Virtual Reality Games May Require A New Ratings System, Sony Boss Says
The traditional age and content ratings may not be sufficient for virtual reality games.
Virtual reality is promising to be more than just an evolution of the gaming medium- it promises to be an entirely new medium altogether, a new format, a new way to consume content, that will stand side by side with books, movies, music, TV, and yes, video games. As such, none of the old methodologies to assess content will work for virtual reality games, Sony Worldwide Studios’ Shuhei Yoshida, and an evangelist for the rise of VR, said recently- VR may require an entirely new ratings system altogether.
“[VR is] pretty much giving you an experience with other people that you’d otherwise not have,” he said in an interview with Digital Spy. “If you are lucky, you won’t have experienced getting a gun pointed at your head–it’s scary, right? But that can be created easily in VR. It is intense. In one of our demos, you get yourself stabbed, and it’s powerful.
“The power of the medium is so much so that, in the future, the industry will probably come up with slightly different ratings so that we can communicate to consumers what kind of contents are inside,” he added. “It’s early days but it’s important, because we don’t want to handcuff the creativity of developers. But it’s a challenge for the future, as the media is so powerful, something could potentially cause trauma to people when they try that, because they’ve played something really awful.”
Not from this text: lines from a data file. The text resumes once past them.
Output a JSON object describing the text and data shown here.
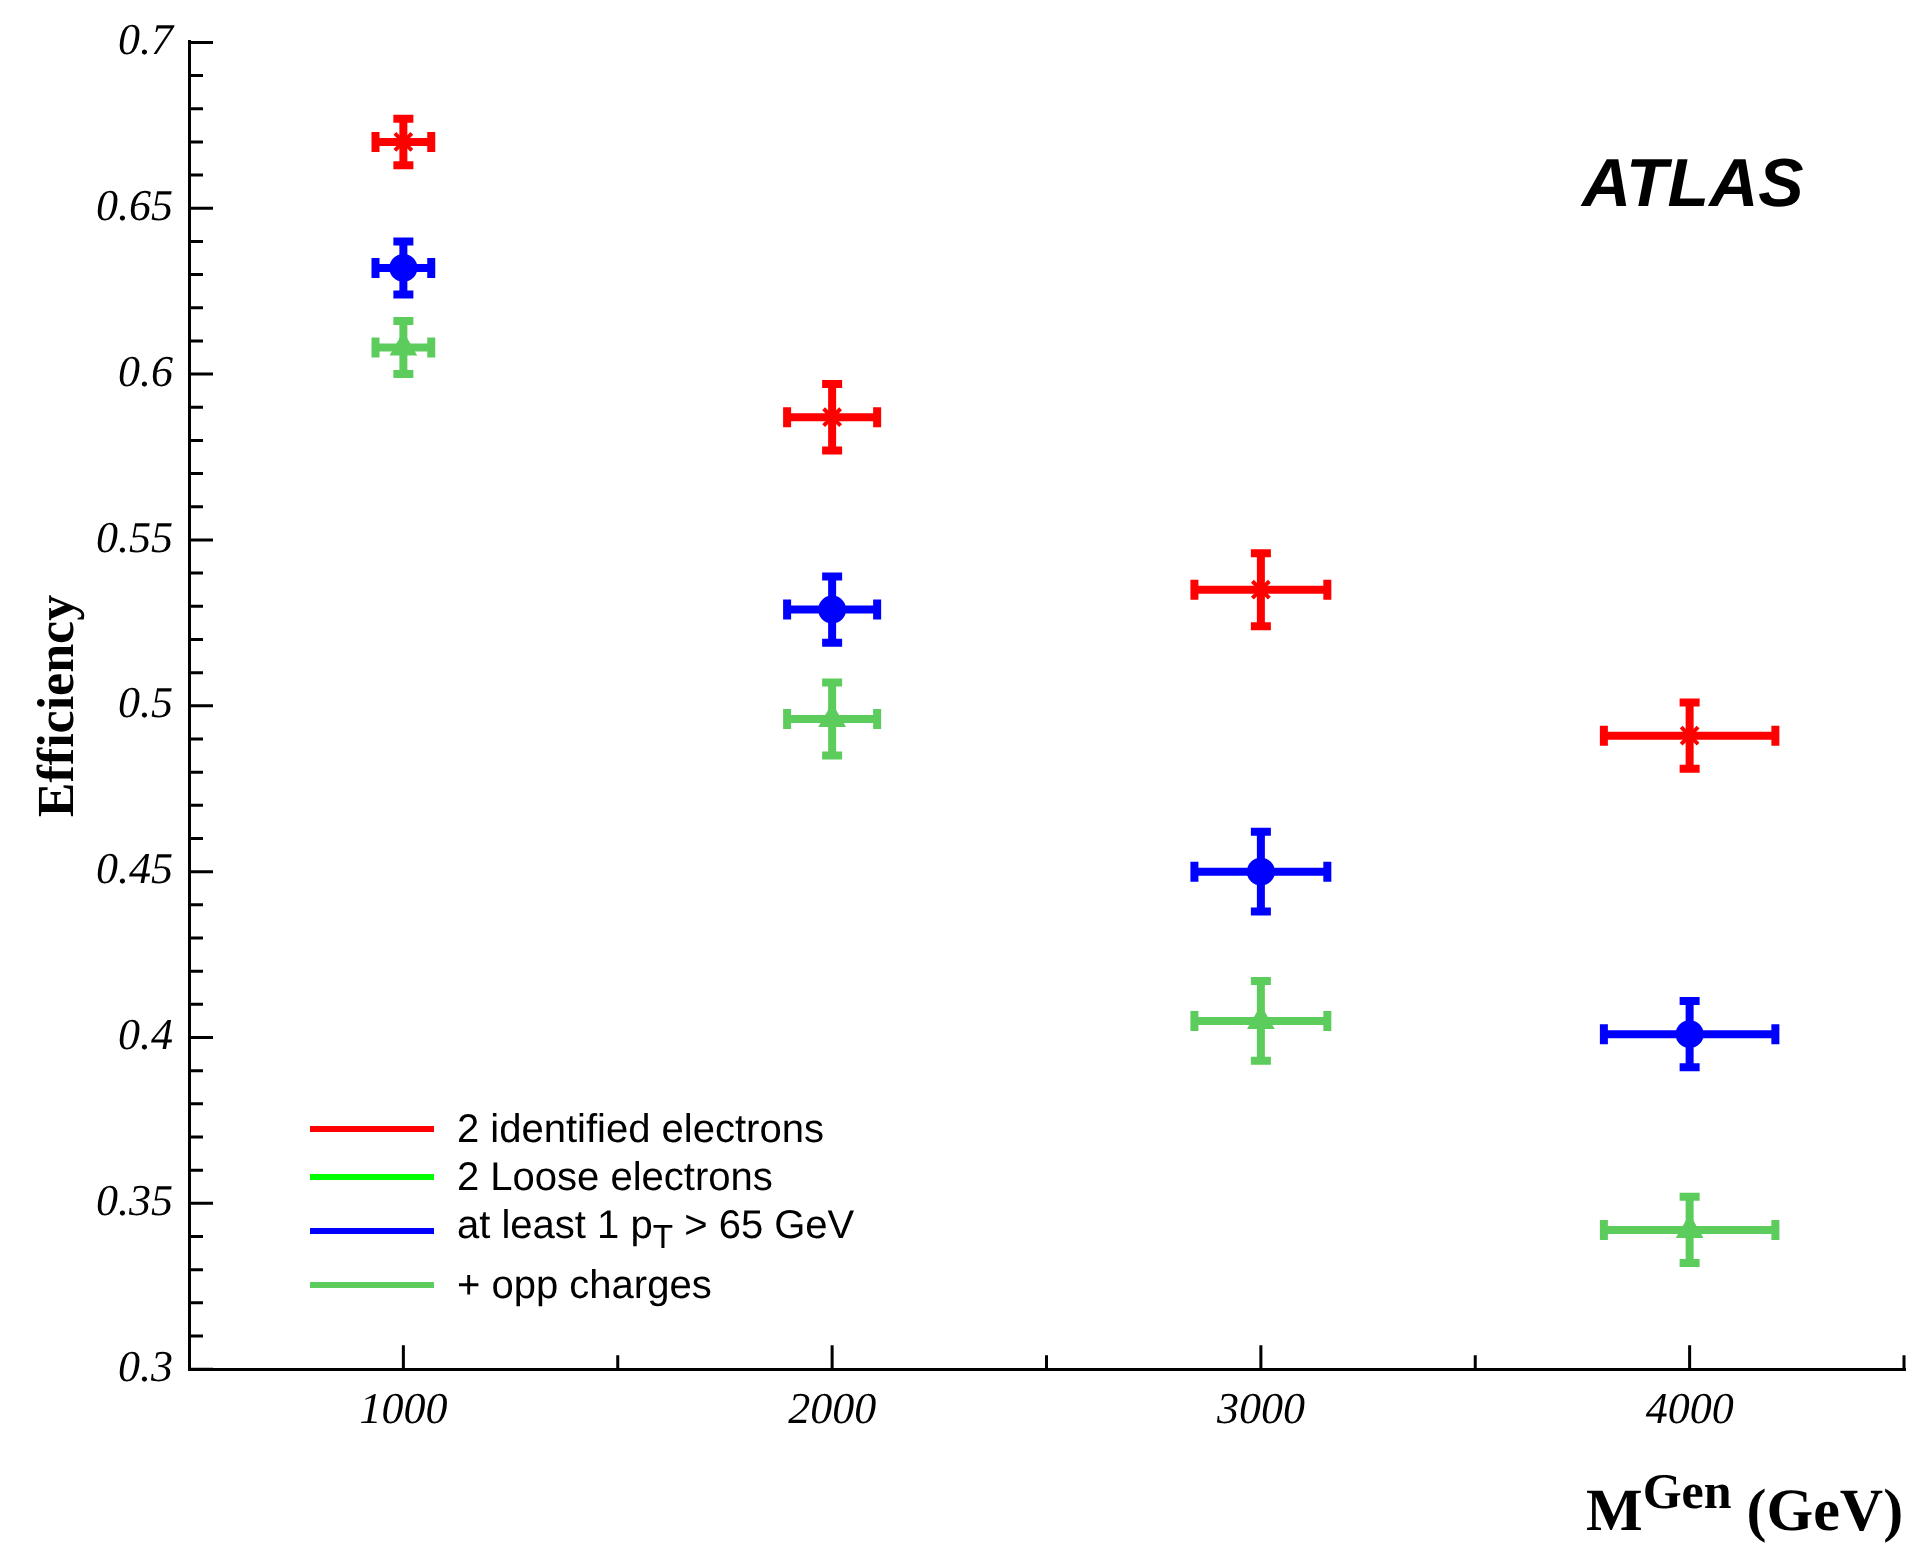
{
  "chart_data": {
    "type": "scatter",
    "xlabel": "M$^{Gen}$ (GeV)",
    "ylabel": "Efficiency",
    "annotations": [
      "ATLAS"
    ],
    "x": [
      1000,
      2000,
      3000,
      4000
    ],
    "series": [
      {
        "name": "2 identified electrons",
        "color": "#ff0000",
        "marker": "cross",
        "values": [
          0.67,
          0.587,
          0.535,
          0.491
        ],
        "errors": [
          0.007,
          0.01,
          0.011,
          0.01
        ],
        "xerrors": [
          65,
          105,
          155,
          200
        ]
      },
      {
        "name": "2 Loose electrons",
        "color": "#00ff00",
        "marker": "triangle",
        "values": [
          null,
          null,
          null,
          null
        ]
      },
      {
        "name": "at least 1 p$_{T}$ > 65 GeV",
        "color": "#0000ff",
        "marker": "circle",
        "values": [
          0.632,
          0.529,
          0.45,
          0.401
        ],
        "errors": [
          0.008,
          0.01,
          0.012,
          0.01
        ],
        "xerrors": [
          65,
          105,
          155,
          200
        ]
      },
      {
        "name": "+ opp charges",
        "color": "#5ccc5c",
        "marker": "triangle",
        "values": [
          0.608,
          0.496,
          0.405,
          0.342
        ],
        "errors": [
          0.008,
          0.011,
          0.012,
          0.01
        ],
        "xerrors": [
          65,
          105,
          155,
          200
        ]
      }
    ],
    "xlim": [
      500,
      4500
    ],
    "xticks": [
      1000,
      {
        "value": 1500,
        "label": null
      },
      2000,
      {
        "value": 2500,
        "label": null
      },
      3000,
      {
        "value": 3500,
        "label": null
      },
      4000,
      {
        "value": 4500,
        "label": null
      }
    ],
    "ylim": [
      0.3,
      0.7
    ],
    "yticks": [
      0.3,
      {
        "value": 0.31,
        "label": null
      },
      {
        "value": 0.32,
        "label": null
      },
      {
        "value": 0.33,
        "label": null
      },
      {
        "value": 0.34,
        "label": null
      },
      0.35,
      {
        "value": 0.36,
        "label": null
      },
      {
        "value": 0.37,
        "label": null
      },
      {
        "value": 0.38,
        "label": null
      },
      {
        "value": 0.39,
        "label": null
      },
      0.4,
      {
        "value": 0.41,
        "label": null
      },
      {
        "value": 0.42,
        "label": null
      },
      {
        "value": 0.43,
        "label": null
      },
      {
        "value": 0.44,
        "label": null
      },
      0.45,
      {
        "value": 0.46,
        "label": null
      },
      {
        "value": 0.47,
        "label": null
      },
      {
        "value": 0.48,
        "label": null
      },
      {
        "value": 0.49,
        "label": null
      },
      0.5,
      {
        "value": 0.51,
        "label": null
      },
      {
        "value": 0.52,
        "label": null
      },
      {
        "value": 0.53,
        "label": null
      },
      {
        "value": 0.54,
        "label": null
      },
      0.55,
      {
        "value": 0.56,
        "label": null
      },
      {
        "value": 0.57,
        "label": null
      },
      {
        "value": 0.58,
        "label": null
      },
      {
        "value": 0.59,
        "label": null
      },
      0.6,
      {
        "value": 0.61,
        "label": null
      },
      {
        "value": 0.62,
        "label": null
      },
      {
        "value": 0.63,
        "label": null
      },
      {
        "value": 0.64,
        "label": null
      },
      0.65,
      {
        "value": 0.66,
        "label": null
      },
      {
        "value": 0.67,
        "label": null
      },
      {
        "value": 0.68,
        "label": null
      },
      {
        "value": 0.69,
        "label": null
      },
      0.7
    ],
    "legend": "bottom left"
  }
}
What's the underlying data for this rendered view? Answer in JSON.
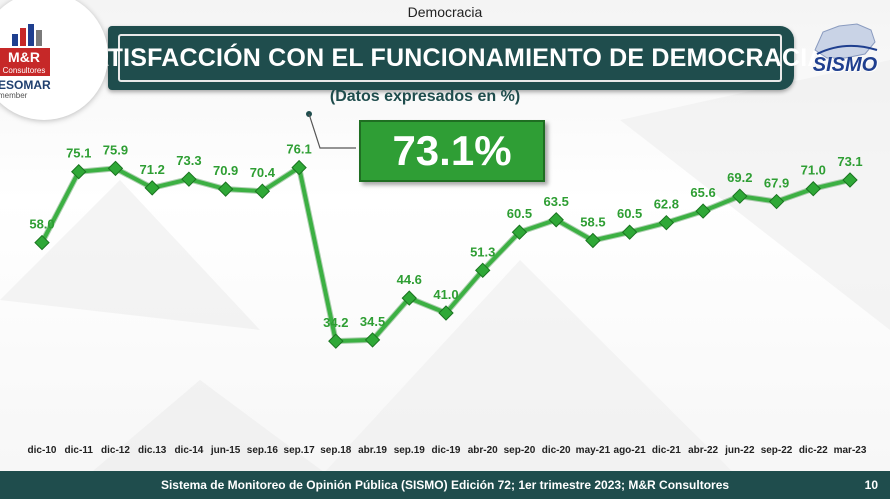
{
  "header": {
    "section": "Democracia",
    "title": "SATISFACCIÓN CON EL FUNCIONAMIENTO DE DEMOCRACIA",
    "subtitle": "(Datos expresados en %)",
    "highlight_value": "73.1%"
  },
  "logo": {
    "brand": "M&R",
    "brand_sub": "Consultores",
    "esomar": "ESOMAR",
    "member": "member"
  },
  "sismo_logo": {
    "text": "SISMO"
  },
  "footer": {
    "text": "Sistema de Monitoreo de Opinión Pública (SISMO) Edición 72; 1er trimestre 2023; M&R Consultores",
    "page": "10"
  },
  "colors": {
    "line": "#3cb043",
    "marker": "#2fa837",
    "label": "#2e9e33",
    "title_bar": "#1f4d4d",
    "highlight_box": "#2f9e35"
  },
  "chart_data": {
    "type": "line",
    "title": "SATISFACCIÓN CON EL FUNCIONAMIENTO DE DEMOCRACIA",
    "xlabel": "",
    "ylabel": "",
    "categories": [
      "dic-10",
      "dic-11",
      "dic-12",
      "dic.13",
      "dic-14",
      "jun-15",
      "sep.16",
      "sep.17",
      "sep.18",
      "abr.19",
      "sep.19",
      "dic-19",
      "abr-20",
      "sep-20",
      "dic-20",
      "may-21",
      "ago-21",
      "dic-21",
      "abr-22",
      "jun-22",
      "sep-22",
      "dic-22",
      "mar-23"
    ],
    "series": [
      {
        "values": [
          58.0,
          75.1,
          75.9,
          71.2,
          73.3,
          70.9,
          70.4,
          76.1,
          34.2,
          34.5,
          44.6,
          41.0,
          51.3,
          60.5,
          63.5,
          58.5,
          60.5,
          62.8,
          65.6,
          69.2,
          67.9,
          71.0,
          73.1
        ],
        "labels": [
          "58.0",
          "75.1",
          "75.9",
          "71.2",
          "73.3",
          "70.9",
          "70.4",
          "76.1",
          "34.2",
          "34.5",
          "44.6",
          "41.0",
          "51.3",
          "60.5",
          "63.5",
          "58.5",
          "60.5",
          "62.8",
          "65.6",
          "69.2",
          "67.9",
          "71.0",
          "73.1"
        ]
      }
    ],
    "ylim": [
      20,
      90
    ],
    "grid": false,
    "legend": "none"
  }
}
That said, it does go both ways, too- if VR can be affecting, it doesn’t have to be affecting in a traumatizing way. Developers can create experiences that let people empathize with others in ways hitherto unknown- something that many of them are already doing, Yoshida noted.
“There are people around the world not as fortunate as us, but using virtual reality we can let people experience what it’s like to be abused, or live in poverty. We hope this will contribute to decision-makers making some good decisions,” he said.
When he was asked outright if he thought virtual reality would need its own unique ratings system, Yoshida said that it is, “something… that I hope we can work on.”
The PlayStation VR is due to launch some time in 2016.